DESCRIPTION (provided by applicant): The molecular chaperones, Hsp70 and Hsp90 bind to unfolded proteins (e.g. clients) and recruit either "pro-folding" or "pro-degradation" co-chaperones, generating a series of distinct multi- protein complexes that either fold or degrade the bound protein. For some important clients, such as microtubule-binding protein tau (MAPT/tau), a key step in the "choice" to degrade seems to be the dynamic recruitment of the E3 ubiquitin conjugating ligase CHIP, which couples both Hsp70 and Hsp90 to the ubiquitin-proteasome system (UPS). However, little is known about the molecular events that govern CHIP assembly into the complex and we do not yet understand why some disease-associated proteins, such as hyper-phosphorylated tau, evade this process. Progress towards understanding how clients are loaded into the "pro-degradation" complex has been hindered by a lack of structural information, the dynamic nature of the protein-protein interactions and the difficulties of linking in vitro findings with cellular functions. We hypothesize that a rigorous ad comprehensive understanding of protein triage will emerge from a combination of chemical crosslinking-mass spectrometry (CXL-MS), cryo-electron microscopy (cryo-EM) and new chemical probes that trigger an acute switch to the "pro- degradation" complex. Guided by strong preliminary results, we will: (SA1) generate a complete CXL-MS signature of the Hsp70-CHIP-tau and Hsp90-CHIP-tau complexes and map their protein-protein contacts in vitro and in intact neuronal cells, (SA2) use these signatures, chemical probes and mass spectrometry to understand how the complexes form and how they recruit CHIP and other effectors of the UPS during active triage in the cytosol and (SA3) elucidate the macromolecular architecture of the chaperone complexes to, for the first time, link cellular observations with careful measurements of protein-protein contacts in vitro. This work is significant because it will reveal changes in th composition of macromolecular complexes that drive active protein triage and it is innovative because it links powerful in vitro approaches with new chemical probes and CXL-MS to address one of the key questions in cellular protein homeostasis. Moreover, the proposed work brings together a continuum of research expertise in structural, chemical and cellular approaches to the study of dynamic protein-protein interactions.

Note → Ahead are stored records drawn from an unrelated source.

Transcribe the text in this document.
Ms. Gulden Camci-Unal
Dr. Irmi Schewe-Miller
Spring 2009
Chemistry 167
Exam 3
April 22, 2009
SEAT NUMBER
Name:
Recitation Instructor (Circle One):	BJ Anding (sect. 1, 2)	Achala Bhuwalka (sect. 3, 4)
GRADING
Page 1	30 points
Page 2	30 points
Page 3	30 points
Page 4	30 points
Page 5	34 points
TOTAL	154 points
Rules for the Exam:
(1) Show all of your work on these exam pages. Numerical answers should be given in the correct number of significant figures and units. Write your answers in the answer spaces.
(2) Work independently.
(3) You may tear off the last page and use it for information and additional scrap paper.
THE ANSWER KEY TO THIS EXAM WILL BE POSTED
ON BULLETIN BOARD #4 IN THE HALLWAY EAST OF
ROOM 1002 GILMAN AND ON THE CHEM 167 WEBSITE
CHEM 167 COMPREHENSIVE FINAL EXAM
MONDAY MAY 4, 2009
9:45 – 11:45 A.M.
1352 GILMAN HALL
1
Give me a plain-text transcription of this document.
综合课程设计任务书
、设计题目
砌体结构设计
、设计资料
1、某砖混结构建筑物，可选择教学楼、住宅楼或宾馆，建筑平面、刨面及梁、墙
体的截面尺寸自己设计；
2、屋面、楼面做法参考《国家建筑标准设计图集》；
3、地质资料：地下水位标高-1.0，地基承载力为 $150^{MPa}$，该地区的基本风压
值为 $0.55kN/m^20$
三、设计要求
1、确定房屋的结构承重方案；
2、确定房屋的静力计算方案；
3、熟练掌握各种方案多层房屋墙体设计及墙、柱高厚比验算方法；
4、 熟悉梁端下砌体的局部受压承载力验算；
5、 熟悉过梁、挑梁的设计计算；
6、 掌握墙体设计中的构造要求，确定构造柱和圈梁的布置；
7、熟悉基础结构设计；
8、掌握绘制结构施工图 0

描述（由申请人提供）：分子伴侣Hsp 70和Hsp 90结合未折叠的蛋白质（例如客户）并募集“前折叠”或“前降解”共伴侣，产生一系列不同的多蛋白质复合物，其折叠或降解结合的蛋白质。对于一些重要的客户，如微管结合蛋白tau（MAPT/tau），降解的“选择”的关键步骤似乎是E3泛素缀合连接酶CHIP的动态募集，它将Hsp 70和Hsp 90偶联到泛素-蛋白酶体系统（UPS）。然而，我们对控制CHIP组装成复合物的分子事件知之甚少，我们还不明白为什么一些疾病相关蛋白质，如过度磷酸化的tau蛋白，会逃避这一过程。由于缺乏结构信息、蛋白质-蛋白质相互作用的动态性质以及将体外研究结果与细胞功能联系起来的困难，在了解客户如何加载到“促降解”复合物方面的进展受到阻碍。我们假设，一个严格的和全面的理解蛋白质分类将出现从化学交联质谱（CXL-MS），低温电子显微镜（cryo-EM）和新的化学探针，触发急性开关的组合“促降解”复杂。在强有力的初步结果的指导下，我们将：（SA 1）产生Hsp 70-CHIP-tau和Hsp 90-CHIP-tau复合物的完整CXL-MS特征，并在体外和完整神经元细胞中绘制它们的蛋白质-蛋白质接触，（SA 2）使用这些特征，化学探针和质谱分析，以了解复合物如何形成，以及它们如何在胞质溶胶中的活性分类过程中招募CHIP和UPS的其他效应物，SA 3）阐明了分子伴侣复合物的大分子结构，首次将细胞观察与体外蛋白质-蛋白质接触的仔细测量联系起来。这项工作是重要的，因为它将揭示驱动活性蛋白分类的大分子复合物组成的变化，并且它是创新的，因为它将强大的体外方法与新的化学探针和CXL-MS联系起来，以解决细胞蛋白质稳态中的关键问题之一。此外，拟议的工作汇集了结构，化学和细胞方法研究动态蛋白质-蛋白质相互作用的连续研究专业知识。